PRESSE

Meldungen zur DeGIV und rund um das Gesundheitsterminal

Kamp-Lintfort, 20.09.2016

 

Mit dieser einfachen Aussage macht die DeGIV GmbH deutlich, dass es weit mehr Einsatzorte und Möglichkeiten für einen sicheren Zugang zur Kommunikation mit Dienstleistern, Behörden oder Krankenkassen geben kann. Supermärkte, Einkaufszentren oder Drogeriemärkte – eben dort, wo die Bevölkerung ist.

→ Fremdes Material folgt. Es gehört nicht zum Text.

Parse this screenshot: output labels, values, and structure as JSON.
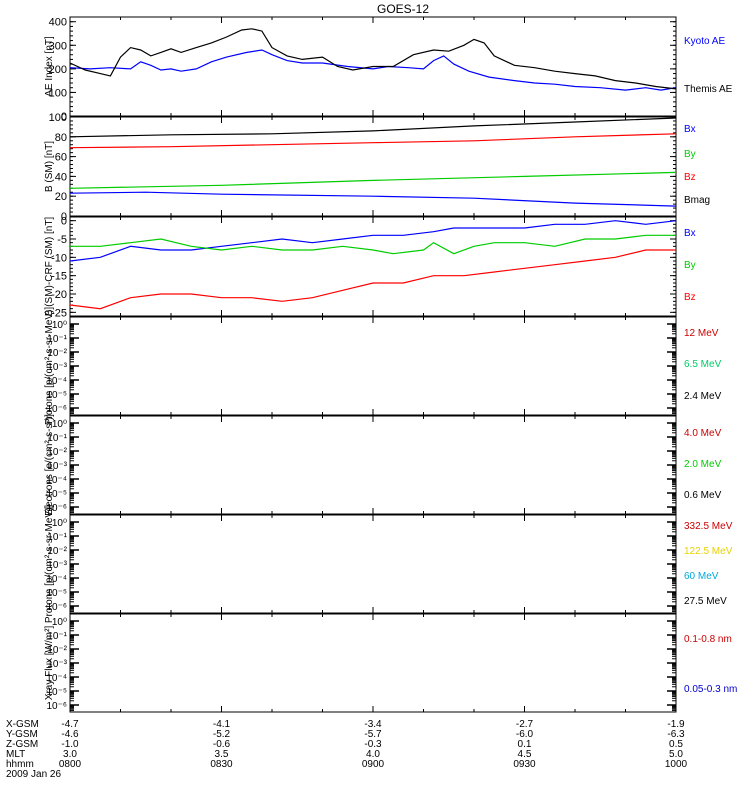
{
  "title": "GOES-12",
  "chart_data": [
    {
      "id": "ae",
      "type": "line",
      "ylabel": "AE Index [nT]",
      "ylim": [
        0,
        420
      ],
      "yticks": [
        "0",
        "100",
        "200",
        "300",
        "400"
      ],
      "ytick_values": [
        0,
        100,
        200,
        300,
        400
      ],
      "x_minutes": [
        0,
        120
      ],
      "series": [
        {
          "name": "Kyoto AE",
          "color": "#0000ff",
          "points": [
            [
              0,
              205
            ],
            [
              4,
              200
            ],
            [
              8,
              205
            ],
            [
              12,
              200
            ],
            [
              14,
              230
            ],
            [
              16,
              215
            ],
            [
              18,
              195
            ],
            [
              20,
              200
            ],
            [
              22,
              190
            ],
            [
              25,
              200
            ],
            [
              28,
              230
            ],
            [
              31,
              250
            ],
            [
              35,
              270
            ],
            [
              38,
              280
            ],
            [
              40,
              260
            ],
            [
              43,
              235
            ],
            [
              46,
              225
            ],
            [
              50,
              225
            ],
            [
              55,
              210
            ],
            [
              60,
              200
            ],
            [
              63,
              210
            ],
            [
              67,
              205
            ],
            [
              70,
              200
            ],
            [
              72,
              235
            ],
            [
              74,
              255
            ],
            [
              76,
              220
            ],
            [
              79,
              190
            ],
            [
              83,
              165
            ],
            [
              88,
              150
            ],
            [
              92,
              140
            ],
            [
              96,
              135
            ],
            [
              100,
              125
            ],
            [
              105,
              120
            ],
            [
              110,
              110
            ],
            [
              114,
              120
            ],
            [
              117,
              110
            ],
            [
              120,
              120
            ]
          ]
        },
        {
          "name": "Themis AE",
          "color": "#000000",
          "points": [
            [
              0,
              225
            ],
            [
              3,
              195
            ],
            [
              6,
              180
            ],
            [
              8,
              170
            ],
            [
              10,
              250
            ],
            [
              12,
              290
            ],
            [
              14,
              280
            ],
            [
              16,
              255
            ],
            [
              18,
              270
            ],
            [
              20,
              285
            ],
            [
              22,
              270
            ],
            [
              25,
              290
            ],
            [
              28,
              310
            ],
            [
              31,
              335
            ],
            [
              34,
              365
            ],
            [
              36,
              370
            ],
            [
              38,
              360
            ],
            [
              40,
              290
            ],
            [
              43,
              255
            ],
            [
              46,
              240
            ],
            [
              50,
              250
            ],
            [
              53,
              210
            ],
            [
              56,
              195
            ],
            [
              60,
              210
            ],
            [
              64,
              210
            ],
            [
              68,
              260
            ],
            [
              72,
              280
            ],
            [
              75,
              275
            ],
            [
              78,
              300
            ],
            [
              80,
              325
            ],
            [
              82,
              310
            ],
            [
              84,
              255
            ],
            [
              88,
              215
            ],
            [
              92,
              205
            ],
            [
              96,
              190
            ],
            [
              100,
              180
            ],
            [
              104,
              170
            ],
            [
              108,
              150
            ],
            [
              112,
              140
            ],
            [
              116,
              125
            ],
            [
              120,
              115
            ]
          ]
        }
      ]
    },
    {
      "id": "bsm",
      "type": "line",
      "ylabel": "B (SM) [nT]",
      "ylim": [
        0,
        100
      ],
      "yticks": [
        "0",
        "20",
        "40",
        "60",
        "80",
        "100"
      ],
      "ytick_values": [
        0,
        20,
        40,
        60,
        80,
        100
      ],
      "x_minutes": [
        0,
        120
      ],
      "series": [
        {
          "name": "Bx",
          "color": "#0000ff",
          "points": [
            [
              0,
              23
            ],
            [
              15,
              24
            ],
            [
              30,
              22
            ],
            [
              60,
              20
            ],
            [
              80,
              18
            ],
            [
              100,
              13
            ],
            [
              120,
              10
            ]
          ]
        },
        {
          "name": "By",
          "color": "#00cc00",
          "points": [
            [
              0,
              28
            ],
            [
              30,
              31
            ],
            [
              60,
              36
            ],
            [
              90,
              40
            ],
            [
              120,
              44
            ]
          ]
        },
        {
          "name": "Bz",
          "color": "#ff0000",
          "points": [
            [
              0,
              69
            ],
            [
              20,
              70
            ],
            [
              40,
              72
            ],
            [
              60,
              74
            ],
            [
              80,
              76
            ],
            [
              100,
              80
            ],
            [
              120,
              83
            ]
          ]
        },
        {
          "name": "Bmag",
          "color": "#000000",
          "points": [
            [
              0,
              80
            ],
            [
              20,
              82
            ],
            [
              40,
              83
            ],
            [
              60,
              86
            ],
            [
              80,
              91
            ],
            [
              100,
              95
            ],
            [
              120,
              99
            ]
          ]
        }
      ]
    },
    {
      "id": "bsm-crf",
      "type": "line",
      "ylabel": "B (SM)-CRF (SM) [nT]",
      "ylim": [
        -26,
        1
      ],
      "yticks": [
        "0",
        "-5",
        "-10",
        "-15",
        "-20",
        "-25"
      ],
      "ytick_values": [
        0,
        -5,
        -10,
        -15,
        -20,
        -25
      ],
      "x_minutes": [
        0,
        120
      ],
      "series": [
        {
          "name": "Bx",
          "color": "#0000ff",
          "points": [
            [
              0,
              -11
            ],
            [
              6,
              -10
            ],
            [
              12,
              -7
            ],
            [
              18,
              -8
            ],
            [
              24,
              -8
            ],
            [
              30,
              -7
            ],
            [
              36,
              -6
            ],
            [
              42,
              -5
            ],
            [
              48,
              -6
            ],
            [
              54,
              -5
            ],
            [
              60,
              -4
            ],
            [
              66,
              -4
            ],
            [
              72,
              -3
            ],
            [
              76,
              -2
            ],
            [
              84,
              -2
            ],
            [
              90,
              -2
            ],
            [
              96,
              -1
            ],
            [
              102,
              -1
            ],
            [
              108,
              0
            ],
            [
              114,
              -1
            ],
            [
              120,
              0
            ]
          ]
        },
        {
          "name": "By",
          "color": "#00cc00",
          "points": [
            [
              0,
              -7
            ],
            [
              6,
              -7
            ],
            [
              12,
              -6
            ],
            [
              18,
              -5
            ],
            [
              24,
              -7
            ],
            [
              30,
              -8
            ],
            [
              36,
              -7
            ],
            [
              42,
              -8
            ],
            [
              48,
              -8
            ],
            [
              54,
              -7
            ],
            [
              60,
              -8
            ],
            [
              64,
              -9
            ],
            [
              70,
              -8
            ],
            [
              72,
              -6
            ],
            [
              76,
              -9
            ],
            [
              80,
              -7
            ],
            [
              84,
              -6
            ],
            [
              90,
              -6
            ],
            [
              96,
              -7
            ],
            [
              102,
              -5
            ],
            [
              108,
              -5
            ],
            [
              114,
              -4
            ],
            [
              120,
              -4
            ]
          ]
        },
        {
          "name": "Bz",
          "color": "#ff0000",
          "points": [
            [
              0,
              -23
            ],
            [
              6,
              -24
            ],
            [
              12,
              -21
            ],
            [
              18,
              -20
            ],
            [
              24,
              -20
            ],
            [
              30,
              -21
            ],
            [
              36,
              -21
            ],
            [
              42,
              -22
            ],
            [
              48,
              -21
            ],
            [
              54,
              -19
            ],
            [
              60,
              -17
            ],
            [
              66,
              -17
            ],
            [
              72,
              -15
            ],
            [
              78,
              -15
            ],
            [
              84,
              -14
            ],
            [
              90,
              -13
            ],
            [
              96,
              -12
            ],
            [
              102,
              -11
            ],
            [
              108,
              -10
            ],
            [
              114,
              -8
            ],
            [
              120,
              -8
            ]
          ]
        }
      ]
    },
    {
      "id": "protons-low",
      "type": "line",
      "ylabel": "Protons [p/(cm²-s-sr-MeV)]",
      "log": true,
      "yticks": [
        "10⁰",
        "10⁻¹",
        "10⁻²",
        "10⁻³",
        "10⁻⁴",
        "10⁻⁵",
        "10⁻⁶"
      ],
      "ytick_exponents": [
        0,
        -1,
        -2,
        -3,
        -4,
        -5,
        -6
      ],
      "ylim_exp": [
        -6.5,
        0.5
      ],
      "series": [
        {
          "name": "12 MeV",
          "color": "#cc0000",
          "points": []
        },
        {
          "name": "6.5 MeV",
          "color": "#00cc66",
          "points": []
        },
        {
          "name": "2.4 MeV",
          "color": "#000000",
          "points": []
        }
      ]
    },
    {
      "id": "electrons",
      "type": "line",
      "ylabel": "Electrons [e/(cm²-s-sr)]",
      "log": true,
      "yticks": [
        "10⁰",
        "10⁻¹",
        "10⁻²",
        "10⁻³",
        "10⁻⁴",
        "10⁻⁵",
        "10⁻⁶"
      ],
      "ytick_exponents": [
        0,
        -1,
        -2,
        -3,
        -4,
        -5,
        -6
      ],
      "ylim_exp": [
        -6.5,
        0.5
      ],
      "series": [
        {
          "name": "4.0 MeV",
          "color": "#cc0000",
          "points": []
        },
        {
          "name": "2.0 MeV",
          "color": "#00cc00",
          "points": []
        },
        {
          "name": "0.6 MeV",
          "color": "#000000",
          "points": []
        }
      ]
    },
    {
      "id": "protons-high",
      "type": "line",
      "ylabel": "Protons [p/(cm²-s-sr-MeV)]",
      "log": true,
      "yticks": [
        "10⁰",
        "10⁻¹",
        "10⁻²",
        "10⁻³",
        "10⁻⁴",
        "10⁻⁵",
        "10⁻⁶"
      ],
      "ytick_exponents": [
        0,
        -1,
        -2,
        -3,
        -4,
        -5,
        -6
      ],
      "ylim_exp": [
        -6.5,
        0.5
      ],
      "series": [
        {
          "name": "332.5 MeV",
          "color": "#cc0000",
          "points": []
        },
        {
          "name": "122.5 MeV",
          "color": "#e6d200",
          "points": []
        },
        {
          "name": "60 MeV",
          "color": "#00aadd",
          "points": []
        },
        {
          "name": "27.5 MeV",
          "color": "#000000",
          "points": []
        }
      ]
    },
    {
      "id": "xray",
      "type": "line",
      "ylabel": "Xray Flux [W/m²]",
      "log": true,
      "yticks": [
        "10⁰",
        "10⁻¹",
        "10⁻²",
        "10⁻³",
        "10⁻⁴",
        "10⁻⁵",
        "10⁻⁶"
      ],
      "ytick_exponents": [
        0,
        -1,
        -2,
        -3,
        -4,
        -5,
        -6
      ],
      "ylim_exp": [
        -6.5,
        0.5
      ],
      "series": [
        {
          "name": "0.1-0.8 nm",
          "color": "#cc0000",
          "points": []
        },
        {
          "name": "0.05-0.3 nm",
          "color": "#0000cc",
          "points": []
        }
      ]
    }
  ],
  "x_axis": {
    "row_labels": [
      "X-GSM",
      "Y-GSM",
      "Z-GSM",
      "MLT",
      "hhmm"
    ],
    "columns": [
      {
        "values": [
          "-4.7",
          "-4.6",
          "-1.0",
          "3.0",
          "0800"
        ]
      },
      {
        "values": [
          "-4.1",
          "-5.2",
          "-0.6",
          "3.5",
          "0830"
        ]
      },
      {
        "values": [
          "-3.4",
          "-5.7",
          "-0.3",
          "4.0",
          "0900"
        ]
      },
      {
        "values": [
          "-2.7",
          "-6.0",
          "0.1",
          "4.5",
          "0930"
        ]
      },
      {
        "values": [
          "-1.9",
          "-6.3",
          "0.5",
          "5.0",
          "1000"
        ]
      }
    ],
    "date": "2009 Jan 26"
  }
}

Der autonome Betrieb der Gesundheitsterminal-Infrastruktur und der für die Teilnehmer als aufwandsloser Full-Service bereitgestellte Leistungsumfang machen einen direkten Einsatz auch an anderen Stellen leicht möglich. Selbst eine Aufstellung in abgetrennten Räumlichkeiten und eine Bild-und Tonübertragung für militärisch verschlüsselte Gespräche z.B. mit medizinischem Personal wurden schon erfolgreich durchgeführt.

„Lediglich die von uns ebenfalls vorgedachte Anbindung an die Telematik-Infrastruktur z.B. für die Anwendungen der Versicherten wird dann dort aufgrund der gesetzlichen Vorschriften nicht zulässig sein.“ macht Dieter Rittinger, Geschäftsführer des Unternehmens, klar. „Spätestens nach dem Einscannen des Medikaments in die Medikationsübersicht und einem Wechselwirkungshinweis am Gesundheitsterminal wird für den Versicherten die Aufstellung in der Apotheke wegen der Beratung dort lebenswichtig. Deswegen ist die Vor-Ort-Apotheke im Fokus.“

Dort findet sich ohnehin der Querschnitt der Bevölkerung; ob jung oder alt, krank oder gesundheitsfixiert. Nicht umsonst zählt man dort durchschnittlich täglich mehr als 200 Personen, mit Spitzenreitern von mehr als 2000 Menschen täglich!

Ob es dann bei Rossmann und Co. weiterhin Gesundheitsterminal oder nur Serviceterminal heißt, bleibt abzuwarten.